Dans la baraque 14 du Stalag 17, camp de prisonniers américains durant la Seconde Guerre Mondiale, l’ambiance n’est pas au beau fixe. En effet, chaque plan d’évasion mis au point par les occupants de cette baraque est éventé par le colonel commandant le camp (Otto Preminger). La raison est simple : il y a un mouchard dans la baraque. Tous les soupçons pèsent sur le sergent Sefton (William Holden), son attitude décontractée et son apparente bonne entente avec ses gardiens boches en faisant le responsable idéal. Mais lui sait bien qu’il n’est pas coupable, et il va avoir fort à faire pour démasquer le véritable mouchard, mais aussi pour convaincre ses camarades de son innocence…
Billy Wilder est décidément un réalisateur hors du commun, et il le prouve à chacun de ses films. Il parvient ici à allier le film de guerre, le thriller, la comédie et le drame avec une aisance incroyable. Si le côté film de guerre reste discret du fait que la totalité du récit se déroule dans un camp de prisonniers, on a bien l’impression de voir une Grande évasion avant l’heure, excepté le fait qu’on ne voit ici qu’un nombre très restreint de prisonniers tenter de s’évader, et que l’évasion proprement dite n’occupe qu’une petite partie du film.
C’est donc à la vie quotidienne des prisonniers dans le camp qu’on s’intéresse ici, et le spectacle est tout-à-fait passionnant, d’autant que le scénario reprend les codes traditionnels du whodunit, gardant son spectateur en haleine deux heures durant, sans que jamais l’ennui ne vienne menacer d’envahir le film. Wilder ne sachant faire autre chose que du Wilder (et c’est uniquement ce qu’on lui demande !), il distille son humour habituel avec un doigté unique en son genre, cet humour révélant paradoxalement toutes les souffrances qui se cachent derrière.

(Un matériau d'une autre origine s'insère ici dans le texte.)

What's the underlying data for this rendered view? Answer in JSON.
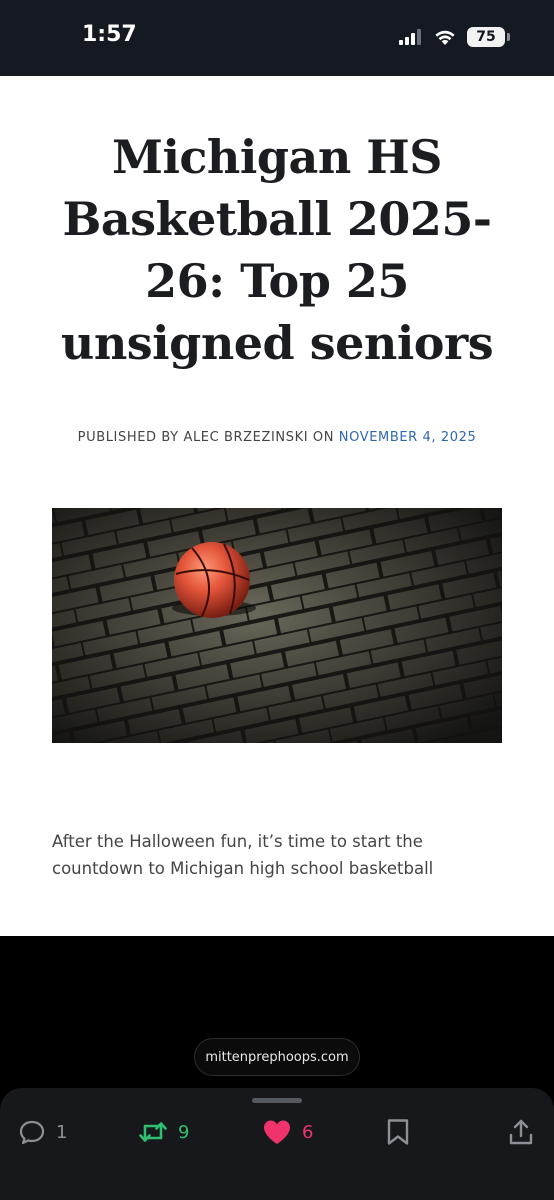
{
  "status_bar": {
    "time": "1:57",
    "battery": "75",
    "icons": [
      "cellular-signal-icon",
      "wifi-icon",
      "battery-icon"
    ]
  },
  "article": {
    "title": "Michigan HS Basketball 2025-26: Top 25 unsigned seniors",
    "byline_prefix": "PUBLISHED BY ALEC BRZEZINSKI ON ",
    "date": "NOVEMBER 4, 2025",
    "excerpt": "After the Halloween fun, it’s time to start the countdown to Michigan high school basketball",
    "image": "basketball-on-pavement-photo"
  },
  "link": {
    "domain": "mittenprephoops.com"
  },
  "actions": {
    "reply_count": "1",
    "repost_count": "9",
    "like_count": "6"
  },
  "colors": {
    "link_date": "#2f66b3",
    "repost": "#2fbf71",
    "like": "#f0336c"
  }
}
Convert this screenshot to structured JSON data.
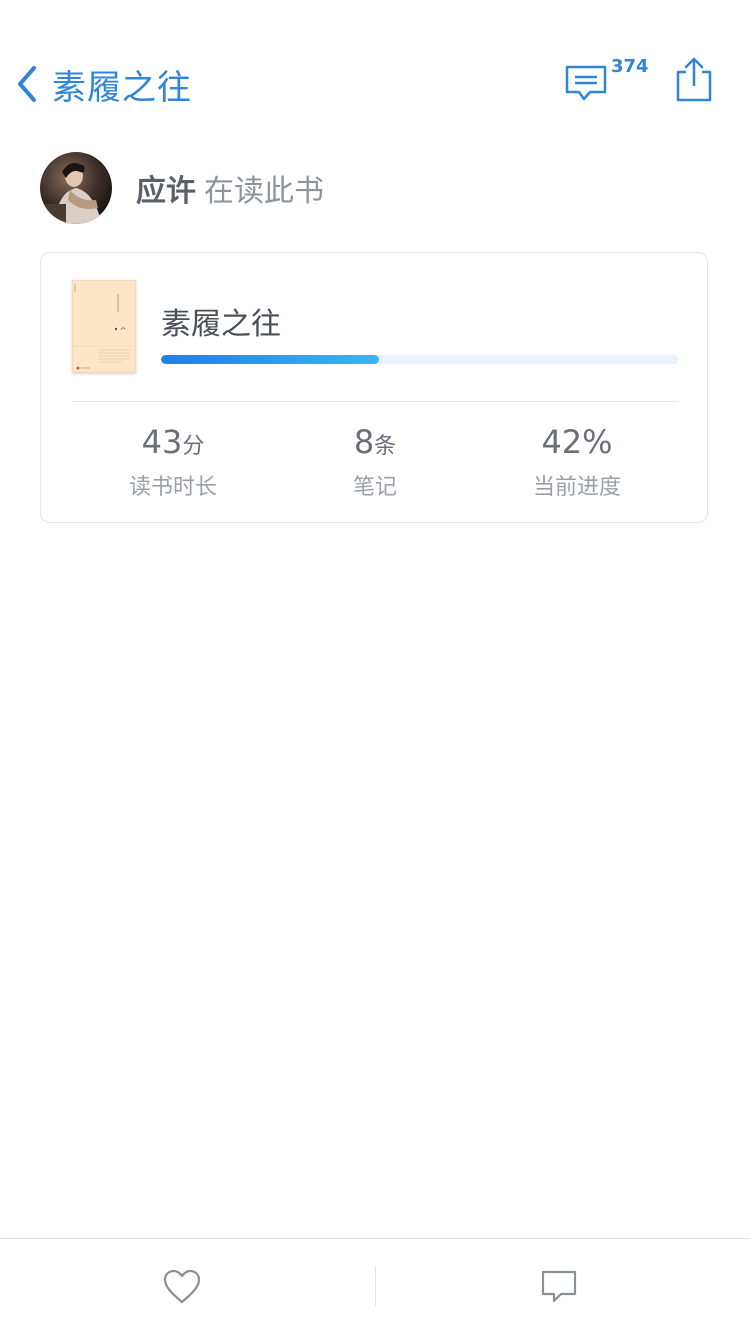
{
  "header": {
    "back_title": "素履之往",
    "comments_count": "374"
  },
  "reader": {
    "name": "应许",
    "status": "在读此书"
  },
  "book": {
    "title": "素履之往",
    "progress_fraction": 0.42
  },
  "stats": [
    {
      "value": "43",
      "unit": "分",
      "label": "读书时长"
    },
    {
      "value": "8",
      "unit": "条",
      "label": "笔记"
    },
    {
      "value": "42%",
      "unit": "",
      "label": "当前进度"
    }
  ],
  "colors": {
    "accent": "#2f86d9",
    "progress_start": "#1f7fe6",
    "progress_end": "#3ab6f4",
    "progress_track": "#eaf2fb",
    "cover": "#fde5c8"
  },
  "icons": {
    "back": "chevron-left-icon",
    "comments": "comment-lines-icon",
    "share": "share-icon",
    "like": "heart-icon",
    "comment": "speech-bubble-icon"
  }
}
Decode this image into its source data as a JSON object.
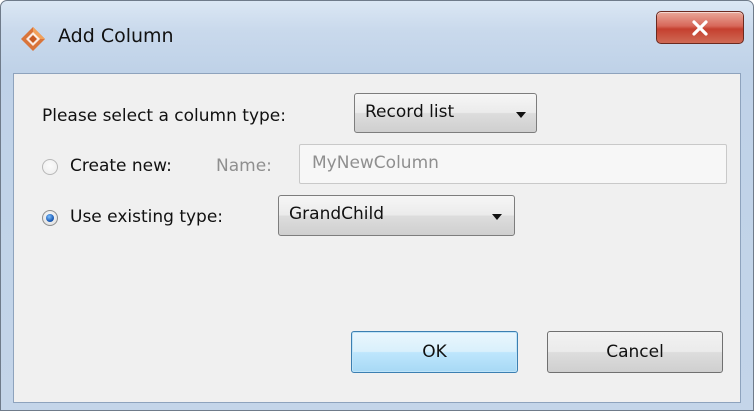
{
  "window": {
    "title": "Add Column",
    "icon": "app-diamond-icon",
    "close_icon": "close-icon",
    "accent": "#c5402f"
  },
  "form": {
    "column_type_label": "Please select a column type:",
    "column_type_value": "Record list",
    "create_new_label": "Create new:",
    "name_label": "Name:",
    "name_value": "MyNewColumn",
    "use_existing_label": "Use existing type:",
    "existing_type_value": "GrandChild",
    "create_new_selected": false,
    "use_existing_selected": true
  },
  "buttons": {
    "ok": "OK",
    "cancel": "Cancel"
  }
}
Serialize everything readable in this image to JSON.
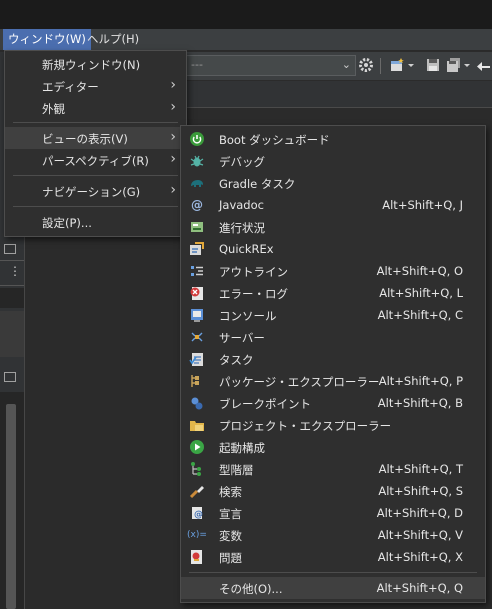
{
  "menubar": {
    "window": "ウィンドウ(W)",
    "help": "ヘルプ(H)"
  },
  "toolbar": {
    "combo_value": "---"
  },
  "window_menu": {
    "items": [
      {
        "label": "新規ウィンドウ(N)",
        "submenu": false
      },
      {
        "label": "エディター",
        "submenu": true
      },
      {
        "label": "外観",
        "submenu": true
      },
      {
        "label": "ビューの表示(V)",
        "submenu": true,
        "highlighted": true
      },
      {
        "label": "パースペクティブ(R)",
        "submenu": true
      },
      {
        "label": "ナビゲーション(G)",
        "submenu": true
      },
      {
        "label": "設定(P)...",
        "submenu": false
      }
    ]
  },
  "show_view_menu": {
    "items": [
      {
        "label": "Boot ダッシュボード",
        "shortcut": "",
        "icon": "boot-dashboard-icon"
      },
      {
        "label": "デバッグ",
        "shortcut": "",
        "icon": "debug-bug-icon"
      },
      {
        "label": "Gradle タスク",
        "shortcut": "",
        "icon": "gradle-elephant-icon"
      },
      {
        "label": "Javadoc",
        "shortcut": "Alt+Shift+Q, J",
        "icon": "javadoc-at-icon"
      },
      {
        "label": "進行状況",
        "shortcut": "",
        "icon": "progress-icon"
      },
      {
        "label": "QuickREx",
        "shortcut": "",
        "icon": "quickrex-icon"
      },
      {
        "label": "アウトライン",
        "shortcut": "Alt+Shift+Q, O",
        "icon": "outline-icon"
      },
      {
        "label": "エラー・ログ",
        "shortcut": "Alt+Shift+Q, L",
        "icon": "error-log-icon"
      },
      {
        "label": "コンソール",
        "shortcut": "Alt+Shift+Q, C",
        "icon": "console-icon"
      },
      {
        "label": "サーバー",
        "shortcut": "",
        "icon": "servers-icon"
      },
      {
        "label": "タスク",
        "shortcut": "",
        "icon": "tasks-icon"
      },
      {
        "label": "パッケージ・エクスプローラー",
        "shortcut": "Alt+Shift+Q, P",
        "icon": "package-explorer-icon"
      },
      {
        "label": "ブレークポイント",
        "shortcut": "Alt+Shift+Q, B",
        "icon": "breakpoints-icon"
      },
      {
        "label": "プロジェクト・エクスプローラー",
        "shortcut": "",
        "icon": "project-explorer-icon"
      },
      {
        "label": "起動構成",
        "shortcut": "",
        "icon": "launch-config-icon"
      },
      {
        "label": "型階層",
        "shortcut": "Alt+Shift+Q, T",
        "icon": "type-hierarchy-icon"
      },
      {
        "label": "検索",
        "shortcut": "Alt+Shift+Q, S",
        "icon": "search-icon"
      },
      {
        "label": "宣言",
        "shortcut": "Alt+Shift+Q, D",
        "icon": "declaration-icon"
      },
      {
        "label": "変数",
        "shortcut": "Alt+Shift+Q, V",
        "icon": "variables-icon"
      },
      {
        "label": "問題",
        "shortcut": "Alt+Shift+Q, X",
        "icon": "problems-icon"
      }
    ],
    "other": {
      "label": "その他(O)...",
      "shortcut": "Alt+Shift+Q, Q"
    }
  }
}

Car comme d’habitude, et malgré tout l’humour qui égaye le récit, c’est aussi à un drame humain que le réalisateur nous fait assister, et il a ici l’occasion de le faire reposer sur les épaules de personnages incroyablement attachants, du handicapé mutique au cynique apparemment dénué de sentiments. Autant de personnages qui suscitent une profonde empathie chez le spectateur, d’autant que Wilder a un art consommé pour diffuser une émotion intense en quelques plans seulement, parfois sans aucun dialogue.
Avec Stalag 17, Wilder réaffirme donc son talent à faire cohabiter en un seul film un drame humain poignant, une comédie légère et un thriller très prenant, sans jamais que l’un ne prenne trop le pas sur les deux autres. Si ce n’est pas du génie, je ne vois pas bien comme qualifier cela…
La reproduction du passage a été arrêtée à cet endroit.